İçime bir burukluk, bir hüzün çöktü o anda. Whatsappta kurulan ‘Bora İçin Adalet’ grubundan iki kişi daha ayrılmıştı. Yaklaşık bir buçuk yıl önce, 103 promil alkollü bir sürücünün çarptığı, hayatının baharında, yakışıklı mı yakışıklı, efendi, akıllı, yetenekli, 16 yaşındaki Bora Aşçılar için babası Osman Aşçılar’ın kurduğu grup bu.

Osman Aşçılar, oğlunun ölümüne sebep olan sürücünün gereken cezayı alması ve ‘Başka Boralar Ölmesin’ diye bu süreçte neler yapmıyor ki!
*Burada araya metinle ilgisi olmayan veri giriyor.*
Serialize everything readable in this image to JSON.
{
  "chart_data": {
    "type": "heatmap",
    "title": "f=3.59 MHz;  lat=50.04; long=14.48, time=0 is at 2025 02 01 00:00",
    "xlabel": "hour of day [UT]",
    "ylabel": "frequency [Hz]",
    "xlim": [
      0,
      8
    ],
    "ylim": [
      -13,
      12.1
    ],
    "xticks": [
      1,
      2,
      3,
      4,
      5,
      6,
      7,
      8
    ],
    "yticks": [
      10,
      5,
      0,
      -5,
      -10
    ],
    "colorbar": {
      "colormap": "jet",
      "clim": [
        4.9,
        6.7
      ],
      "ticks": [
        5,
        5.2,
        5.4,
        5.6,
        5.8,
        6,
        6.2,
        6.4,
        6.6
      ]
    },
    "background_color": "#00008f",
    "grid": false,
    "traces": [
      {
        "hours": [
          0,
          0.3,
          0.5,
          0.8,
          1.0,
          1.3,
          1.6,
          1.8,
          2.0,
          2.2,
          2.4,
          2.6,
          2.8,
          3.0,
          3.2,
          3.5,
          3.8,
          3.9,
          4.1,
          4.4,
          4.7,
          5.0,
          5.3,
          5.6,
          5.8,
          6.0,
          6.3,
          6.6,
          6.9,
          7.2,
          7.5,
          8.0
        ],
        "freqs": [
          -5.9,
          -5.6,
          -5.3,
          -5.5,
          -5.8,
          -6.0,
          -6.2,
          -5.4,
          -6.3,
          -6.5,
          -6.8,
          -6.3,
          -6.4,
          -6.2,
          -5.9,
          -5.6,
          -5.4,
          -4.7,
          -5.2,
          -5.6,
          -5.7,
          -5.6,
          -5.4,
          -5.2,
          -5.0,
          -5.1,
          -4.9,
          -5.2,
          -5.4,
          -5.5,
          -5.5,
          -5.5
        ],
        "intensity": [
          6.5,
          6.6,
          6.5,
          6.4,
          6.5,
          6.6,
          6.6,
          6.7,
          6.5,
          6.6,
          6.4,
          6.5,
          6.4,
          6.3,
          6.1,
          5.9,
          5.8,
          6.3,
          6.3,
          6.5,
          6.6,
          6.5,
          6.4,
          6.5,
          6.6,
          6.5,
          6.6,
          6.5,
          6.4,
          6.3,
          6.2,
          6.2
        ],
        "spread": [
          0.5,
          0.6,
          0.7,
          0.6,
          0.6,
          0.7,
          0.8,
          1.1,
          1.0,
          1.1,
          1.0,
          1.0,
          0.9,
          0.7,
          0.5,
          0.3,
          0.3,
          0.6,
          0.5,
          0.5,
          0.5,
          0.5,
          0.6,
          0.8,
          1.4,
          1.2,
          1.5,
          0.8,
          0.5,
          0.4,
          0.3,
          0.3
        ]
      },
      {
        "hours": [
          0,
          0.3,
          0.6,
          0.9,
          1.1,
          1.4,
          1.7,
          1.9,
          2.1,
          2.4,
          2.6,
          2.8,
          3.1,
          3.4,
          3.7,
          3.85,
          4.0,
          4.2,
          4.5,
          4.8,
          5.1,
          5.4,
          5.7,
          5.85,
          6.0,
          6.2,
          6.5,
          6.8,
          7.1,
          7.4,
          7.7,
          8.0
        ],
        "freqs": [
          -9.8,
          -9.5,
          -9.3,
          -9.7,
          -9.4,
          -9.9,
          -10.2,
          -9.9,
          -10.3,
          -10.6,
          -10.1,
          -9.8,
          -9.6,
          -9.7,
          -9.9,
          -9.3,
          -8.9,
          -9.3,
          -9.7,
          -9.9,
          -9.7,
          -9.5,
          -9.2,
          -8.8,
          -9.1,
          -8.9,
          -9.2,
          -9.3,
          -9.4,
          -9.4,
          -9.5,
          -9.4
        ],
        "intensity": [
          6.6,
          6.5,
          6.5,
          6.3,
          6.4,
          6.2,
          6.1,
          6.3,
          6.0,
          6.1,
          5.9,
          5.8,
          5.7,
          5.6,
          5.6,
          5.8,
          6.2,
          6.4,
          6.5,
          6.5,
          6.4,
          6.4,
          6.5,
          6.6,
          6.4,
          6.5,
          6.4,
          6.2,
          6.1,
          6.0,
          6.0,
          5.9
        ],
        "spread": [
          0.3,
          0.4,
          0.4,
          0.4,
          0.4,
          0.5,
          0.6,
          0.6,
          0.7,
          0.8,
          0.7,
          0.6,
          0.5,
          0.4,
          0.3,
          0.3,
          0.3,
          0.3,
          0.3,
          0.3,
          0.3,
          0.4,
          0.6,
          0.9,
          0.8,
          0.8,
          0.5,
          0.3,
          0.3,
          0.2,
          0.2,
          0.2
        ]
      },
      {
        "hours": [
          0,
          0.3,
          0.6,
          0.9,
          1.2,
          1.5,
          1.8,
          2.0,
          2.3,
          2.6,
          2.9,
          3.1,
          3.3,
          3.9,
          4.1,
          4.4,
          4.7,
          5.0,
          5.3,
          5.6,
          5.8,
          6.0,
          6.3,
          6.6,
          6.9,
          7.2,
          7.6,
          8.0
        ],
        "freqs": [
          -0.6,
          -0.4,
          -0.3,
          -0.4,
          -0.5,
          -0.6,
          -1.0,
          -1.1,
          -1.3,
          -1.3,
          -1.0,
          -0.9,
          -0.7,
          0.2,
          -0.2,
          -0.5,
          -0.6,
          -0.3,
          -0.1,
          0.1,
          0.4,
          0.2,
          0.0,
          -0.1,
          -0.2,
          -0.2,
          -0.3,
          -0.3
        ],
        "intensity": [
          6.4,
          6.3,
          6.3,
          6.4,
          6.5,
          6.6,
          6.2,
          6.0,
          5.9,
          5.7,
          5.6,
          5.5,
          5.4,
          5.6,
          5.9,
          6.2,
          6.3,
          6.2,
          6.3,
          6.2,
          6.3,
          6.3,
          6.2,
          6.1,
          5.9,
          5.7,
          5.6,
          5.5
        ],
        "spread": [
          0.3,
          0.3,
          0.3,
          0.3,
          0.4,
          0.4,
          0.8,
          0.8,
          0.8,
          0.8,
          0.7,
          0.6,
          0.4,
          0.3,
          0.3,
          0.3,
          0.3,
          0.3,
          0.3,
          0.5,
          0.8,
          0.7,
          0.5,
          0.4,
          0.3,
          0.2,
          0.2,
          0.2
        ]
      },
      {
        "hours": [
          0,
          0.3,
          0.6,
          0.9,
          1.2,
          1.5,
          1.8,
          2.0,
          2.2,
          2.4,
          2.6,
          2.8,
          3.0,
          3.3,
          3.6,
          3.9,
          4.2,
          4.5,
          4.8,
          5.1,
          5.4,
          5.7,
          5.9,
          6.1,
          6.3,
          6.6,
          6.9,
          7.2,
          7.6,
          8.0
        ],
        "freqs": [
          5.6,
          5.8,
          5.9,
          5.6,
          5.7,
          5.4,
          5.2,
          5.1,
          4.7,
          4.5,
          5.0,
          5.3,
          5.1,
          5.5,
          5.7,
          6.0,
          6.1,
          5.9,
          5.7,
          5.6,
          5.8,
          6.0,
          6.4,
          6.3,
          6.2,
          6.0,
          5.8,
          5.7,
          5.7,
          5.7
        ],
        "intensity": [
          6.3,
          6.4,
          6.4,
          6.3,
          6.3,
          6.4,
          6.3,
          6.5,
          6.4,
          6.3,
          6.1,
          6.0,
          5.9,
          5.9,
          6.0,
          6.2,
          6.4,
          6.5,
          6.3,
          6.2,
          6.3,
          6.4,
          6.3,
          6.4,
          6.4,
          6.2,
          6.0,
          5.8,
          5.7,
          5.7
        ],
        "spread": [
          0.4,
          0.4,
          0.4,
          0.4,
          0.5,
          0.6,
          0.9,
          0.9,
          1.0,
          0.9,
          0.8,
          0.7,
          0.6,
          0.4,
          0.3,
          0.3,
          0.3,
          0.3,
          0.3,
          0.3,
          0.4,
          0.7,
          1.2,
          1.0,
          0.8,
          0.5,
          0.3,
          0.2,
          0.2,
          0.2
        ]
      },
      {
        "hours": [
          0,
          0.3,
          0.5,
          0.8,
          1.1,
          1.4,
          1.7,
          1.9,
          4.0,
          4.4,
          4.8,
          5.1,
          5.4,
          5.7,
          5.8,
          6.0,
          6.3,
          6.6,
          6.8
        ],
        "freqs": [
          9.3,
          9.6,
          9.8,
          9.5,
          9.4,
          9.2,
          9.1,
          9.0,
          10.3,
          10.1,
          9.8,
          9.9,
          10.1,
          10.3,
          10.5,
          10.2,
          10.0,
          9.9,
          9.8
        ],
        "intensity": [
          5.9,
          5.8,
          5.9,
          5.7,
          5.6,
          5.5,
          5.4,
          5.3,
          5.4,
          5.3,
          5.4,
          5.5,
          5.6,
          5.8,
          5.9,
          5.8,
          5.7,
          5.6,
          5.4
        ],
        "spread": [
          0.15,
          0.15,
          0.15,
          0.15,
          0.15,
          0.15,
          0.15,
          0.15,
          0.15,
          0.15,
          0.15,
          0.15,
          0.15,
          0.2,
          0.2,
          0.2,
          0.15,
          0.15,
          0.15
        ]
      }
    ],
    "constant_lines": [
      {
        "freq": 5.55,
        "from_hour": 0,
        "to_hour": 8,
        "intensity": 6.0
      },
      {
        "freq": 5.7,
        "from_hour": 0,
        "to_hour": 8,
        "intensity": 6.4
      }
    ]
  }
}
Sosyal medyada sayfalar açıyor, bulabildiği her yere gidip sesini duyurmaya çalışıyor, gazetelere gidiyor, çeşitli sivil toplum kuruluşlarına gidiyor, imza topluyor,  başka ülkelerdeki durumu araştırıp bu konuda yeni yasal düzenlemeler için siyasilere ulaşmaya çalışıyor… Yani ‘Ben yandım, başkaları yanmasın’ diye uğraş veriyor.

Facebook’ta açtığı ‘Başka Boralar Ölmesin’ grubunda hem kaybettiği biricik oğlu Bora ile ilgili anılar paylaşıyor hem de davada yürüyen süreç ile ilgili bilgi veriyor. Her paylaştığı anıda oğluna olan sevgisini, hasretini, özlemini görüyor, onu geri getirebilmek için yapabileceğim bir şey olmadığı için üzülüyorum. Diğer yandan her paylaşımında bana sahip olduğum, şu an yanımda olan sevdiklerimin ne kadar önemli olduğunu yani sahip olduğum şeylerin değerini hatırlatıyor.

Kendimi onun yerine koyuyorum. -Hayır aslında kendimi hiç onun yerine koymak istemiyorum- ne kadar zor bir durum. En sevdiğin insan birden kendini bilmez biri tarafından adı kaza ama aslında bir cinayet ile elinden alınıyor. Bunu yapan sürücü hiçbir şey olmamış gibi işine gücüne devam ederken o her gün acı içinde tekrar yaşamaya-  Eğer yaşam deniyorsa buna- çalışıyor.   Bir buçuk yılda çok çöktü, çok yaşlandı. Ağır yürüyen/yürüyemeyen süreç, bilirkişi, kaza yeri raporları, davalar onu fazlasıyla yıprattı.

Gruptan ayrılanlara da kızamıyorum ki. Belki onlar da her paylaşımda, her söylenen sözde kendilerini o acılı babanın yerine koyup üzülüyor, kaybetme olasılıkları olan sevdiklerini düşünüyorlar, kim bilir…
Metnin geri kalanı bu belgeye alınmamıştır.